«Tuntige» Asylsuchende habe die besseren Chancen auf Asyl

Da greift mensch sich doch an den Kopf! Wie Queer.de vermeldet, haben muslimische schwule, lesbische, trans oder inter Asylbewerber*innen in Deutschland die grössere Chance als Flüchtlinge anerkannt zu werden, wenn sie ihre sexuelle Orientierung oder Geschlechtsidentität klischeehaft darstellen. Zu dieser Feststellung kommt eine Studie der Schweizer Anthropologin Dr. Mengia Tschalär von der Universität Bristol.

Um in Deutschland Asyl zu erhalten, müssten Asylbewerber*innen die Mitarbeitenden des Bundesamtes für Migration und Flüchtlinge davon überzeugen, dass sie sich tatsächlich als schwul, lesbisch, trans, oder inter identifizieren und in ihren Heimatländern deshalb verfolgt werden. Das macht ja noch irgendwie Sinn. Doch die Tatsache, dass Asylsuchende mit «Asylgeschichten», die mit den westlichen Vorstellungen eines queeren Lifestyle übereinstimmen bessere Chancen haben bewilligt zu werden, verursacht doch ziemliches Kopfschütteln.

Zu guten «Asylgeschichten» gehören übrigens «regelmässige Besuche von queeren Discos und Partys, öffentliche Liebesbekundungen und das Tragen von Regenbogenkleidung und ähnliches», wie Mengia Tschalär in ihrer Studie beschreibt. Zudem würden viele Asylsuchende nach ihrem Sexleben befragt, obschon dies nach Vorgaben der EU verboten sei. Ich stelle mir grad vor, wie ein Syrer, dem in seinem Heimatland wegen seiner sexuellen Orientierung die Steinigung droht, nach erfolgreicher Flucht grad sofort auf offener Strasse mit einem anderen Mann rumknutscht … Wie realitätsfremd sind eigentlich Mitarbeitende von Migrationsbehörden?

Und dies bestätigt auch die Studie: Menschen, denen es wegen der Verfolgung in ihrem Heimatland schwergefallen sei, über ihre Identität zu sprechen, hätten sich marginalisiert und stigmatisiert gefühlt.
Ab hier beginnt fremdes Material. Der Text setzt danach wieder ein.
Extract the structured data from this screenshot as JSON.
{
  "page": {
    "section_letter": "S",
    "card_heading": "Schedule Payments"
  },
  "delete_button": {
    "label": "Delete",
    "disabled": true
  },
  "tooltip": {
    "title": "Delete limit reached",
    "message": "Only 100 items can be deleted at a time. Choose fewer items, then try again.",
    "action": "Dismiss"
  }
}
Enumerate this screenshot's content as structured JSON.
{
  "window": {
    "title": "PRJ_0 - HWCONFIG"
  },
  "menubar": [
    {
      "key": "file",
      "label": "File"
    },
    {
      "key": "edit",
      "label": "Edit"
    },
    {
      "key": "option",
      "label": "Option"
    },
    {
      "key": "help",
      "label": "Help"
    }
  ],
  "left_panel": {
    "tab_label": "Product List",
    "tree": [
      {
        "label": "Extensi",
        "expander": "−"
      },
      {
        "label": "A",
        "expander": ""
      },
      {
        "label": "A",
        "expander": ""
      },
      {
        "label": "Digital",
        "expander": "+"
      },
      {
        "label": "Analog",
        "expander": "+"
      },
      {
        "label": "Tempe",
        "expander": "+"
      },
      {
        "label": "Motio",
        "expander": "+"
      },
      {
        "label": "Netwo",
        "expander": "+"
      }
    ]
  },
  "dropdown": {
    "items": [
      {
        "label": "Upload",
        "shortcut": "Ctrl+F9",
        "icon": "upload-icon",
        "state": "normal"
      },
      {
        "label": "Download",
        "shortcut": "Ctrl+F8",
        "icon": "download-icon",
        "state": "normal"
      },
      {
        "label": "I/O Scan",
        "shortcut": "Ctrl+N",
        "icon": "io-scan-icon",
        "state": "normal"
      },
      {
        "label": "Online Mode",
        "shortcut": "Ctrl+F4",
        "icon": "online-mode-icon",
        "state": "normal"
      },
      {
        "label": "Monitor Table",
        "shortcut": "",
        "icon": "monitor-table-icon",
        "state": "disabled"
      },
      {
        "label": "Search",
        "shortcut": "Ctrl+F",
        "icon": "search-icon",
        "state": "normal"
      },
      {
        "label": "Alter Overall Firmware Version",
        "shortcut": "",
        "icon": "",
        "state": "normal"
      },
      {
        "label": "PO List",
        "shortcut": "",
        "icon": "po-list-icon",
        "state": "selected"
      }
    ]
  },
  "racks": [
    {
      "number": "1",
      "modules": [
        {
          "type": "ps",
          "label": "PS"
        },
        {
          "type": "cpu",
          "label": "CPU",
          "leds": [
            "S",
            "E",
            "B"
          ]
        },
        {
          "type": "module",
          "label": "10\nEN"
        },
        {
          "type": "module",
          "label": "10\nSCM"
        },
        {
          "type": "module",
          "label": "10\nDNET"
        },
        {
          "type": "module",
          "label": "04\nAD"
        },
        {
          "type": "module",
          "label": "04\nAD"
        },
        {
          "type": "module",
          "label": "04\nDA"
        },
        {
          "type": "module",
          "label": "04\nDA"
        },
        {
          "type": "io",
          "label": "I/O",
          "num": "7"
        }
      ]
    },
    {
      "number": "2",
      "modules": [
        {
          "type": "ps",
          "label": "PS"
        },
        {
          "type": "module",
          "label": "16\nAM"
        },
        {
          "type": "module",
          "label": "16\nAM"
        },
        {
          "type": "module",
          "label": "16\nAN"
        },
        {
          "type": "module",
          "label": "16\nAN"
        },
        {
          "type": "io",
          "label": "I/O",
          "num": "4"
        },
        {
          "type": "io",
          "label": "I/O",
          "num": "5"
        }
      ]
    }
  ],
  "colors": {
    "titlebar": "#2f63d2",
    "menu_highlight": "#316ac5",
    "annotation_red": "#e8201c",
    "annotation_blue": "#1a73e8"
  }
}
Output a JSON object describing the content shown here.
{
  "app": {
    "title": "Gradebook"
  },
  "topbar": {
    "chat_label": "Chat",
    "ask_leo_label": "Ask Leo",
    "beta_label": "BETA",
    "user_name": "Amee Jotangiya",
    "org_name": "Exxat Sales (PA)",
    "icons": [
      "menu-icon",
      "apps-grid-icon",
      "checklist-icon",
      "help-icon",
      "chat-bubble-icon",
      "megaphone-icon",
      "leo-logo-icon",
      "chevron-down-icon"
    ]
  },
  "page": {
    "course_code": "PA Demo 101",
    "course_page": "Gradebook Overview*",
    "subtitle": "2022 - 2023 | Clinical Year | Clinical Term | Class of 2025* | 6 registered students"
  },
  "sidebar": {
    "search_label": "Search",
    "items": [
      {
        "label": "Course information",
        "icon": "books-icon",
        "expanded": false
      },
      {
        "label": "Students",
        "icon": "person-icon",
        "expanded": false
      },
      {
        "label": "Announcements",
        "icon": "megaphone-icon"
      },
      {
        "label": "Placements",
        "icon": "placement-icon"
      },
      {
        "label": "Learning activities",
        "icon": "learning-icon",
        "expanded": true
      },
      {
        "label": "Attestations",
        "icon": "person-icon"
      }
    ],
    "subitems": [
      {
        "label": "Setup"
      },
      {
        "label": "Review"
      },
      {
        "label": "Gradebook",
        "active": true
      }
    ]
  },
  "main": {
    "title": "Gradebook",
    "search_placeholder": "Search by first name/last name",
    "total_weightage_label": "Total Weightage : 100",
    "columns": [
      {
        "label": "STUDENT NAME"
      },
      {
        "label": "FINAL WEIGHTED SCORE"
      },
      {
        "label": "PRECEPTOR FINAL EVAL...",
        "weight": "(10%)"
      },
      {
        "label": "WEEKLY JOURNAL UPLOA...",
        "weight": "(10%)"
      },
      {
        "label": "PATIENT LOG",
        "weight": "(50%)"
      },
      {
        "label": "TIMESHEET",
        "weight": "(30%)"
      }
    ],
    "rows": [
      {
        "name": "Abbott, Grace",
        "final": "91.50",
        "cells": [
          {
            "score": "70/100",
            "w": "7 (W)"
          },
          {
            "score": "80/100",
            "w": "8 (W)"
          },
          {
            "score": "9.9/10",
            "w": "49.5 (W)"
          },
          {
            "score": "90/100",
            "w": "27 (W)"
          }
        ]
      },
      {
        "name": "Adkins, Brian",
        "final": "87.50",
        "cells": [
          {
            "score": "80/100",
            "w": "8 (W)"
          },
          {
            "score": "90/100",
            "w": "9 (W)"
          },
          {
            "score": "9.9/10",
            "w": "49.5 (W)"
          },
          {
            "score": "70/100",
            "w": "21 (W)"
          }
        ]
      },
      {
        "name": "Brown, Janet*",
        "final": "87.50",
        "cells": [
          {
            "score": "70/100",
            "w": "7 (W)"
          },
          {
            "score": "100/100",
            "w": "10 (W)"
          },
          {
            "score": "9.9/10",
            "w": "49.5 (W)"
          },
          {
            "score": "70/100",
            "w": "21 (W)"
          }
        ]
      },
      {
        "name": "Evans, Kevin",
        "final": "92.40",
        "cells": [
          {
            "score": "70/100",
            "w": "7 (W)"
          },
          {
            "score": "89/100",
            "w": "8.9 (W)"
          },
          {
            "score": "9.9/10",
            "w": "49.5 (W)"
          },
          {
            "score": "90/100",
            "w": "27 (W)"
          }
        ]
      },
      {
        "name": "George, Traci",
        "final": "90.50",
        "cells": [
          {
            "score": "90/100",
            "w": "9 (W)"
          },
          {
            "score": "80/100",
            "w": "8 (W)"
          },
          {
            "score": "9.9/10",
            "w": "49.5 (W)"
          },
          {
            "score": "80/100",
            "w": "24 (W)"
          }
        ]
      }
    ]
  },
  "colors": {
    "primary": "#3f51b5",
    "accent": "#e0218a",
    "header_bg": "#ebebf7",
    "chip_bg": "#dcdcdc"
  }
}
Ihre Asylgesuche «wurden gewöhnlich abgelehnt, ebenso wie solche, die in ihren Heimatländern verheiratet waren oder Kinder hatten», erklärt Mengia Tschalär.

Hinzu komme auch, dass viele queere Asylbewerber*innen feststellen mussten, dass amtliche Übersetzer*innen homo- oder transphob sind oder viele Details nicht übersetzt hätten – da ihnen schlicht das Wissen über LGBTI-Menschen fehle.

Mengia Tschalär fordert in ihrer Studie, dass alle geflüchteten LGBTI-Muslime dieselbe Chance auf Asyl haben sollten. Entscheidungsträger*innen, Richter*innen und Übersetzer*innen müssten besser sensibilisiert werden, «damit sie mehr über LGBTI-Identitäten wissen und nicht die islamophoben Tendenzen in der Einwanderungspraxis und den Debatten in Deutschland reproduzieren».

Und in der Schweiz?

Wer die Website von Queeramnesty studiert, merkt bald, dass die Situation für LGBTI-Asylsuchende in der Schweiz ähnlich oder gleich ist wie in Deutschland. In der Informationsbroschüre «Fluchtgrund: Sexuelle Orientierung und Geschlechtsidentität» weist Queeramnesty darauf hin, dass die von LGBTI-Asylsuchenden geltend gemachten Asylgründe werden kaum je in ihrer Gesamtheit, sondern als einzelne Ereignisse betrachtet würden. Diese liegen dann laut Argumentation der Behörden entweder zu weit zurück oder werden als zu wenig intensiv oder nicht glaubwürdig betrachtet. «Dass es die Menge, die Kumulation dieser einzelnen Ereignisse ist, die als Asylgrund ausschlaggebend ist, wird zu wenig beachtet», schreibt Queermnesty.

So habe beispielsweise ein homosexueller Mann überzeugend geltend gemacht, dass er wegen seines Aussehens bereits als 11-Jähriger als Mädchen verschrien wurde und bis zu seiner Ausreise aus dem Heimatland immer wieder Übergriffen seitens der Zivilbevölkerung und der Polizei ausgesetzt war. Trotzdem wurde sein Asylgesuch abgelehnt: «Dass die Summe dieser Übergriffe über die Jahre hinweg zu einem unerträglichen Druck führte, wurde nicht berücksichtigt».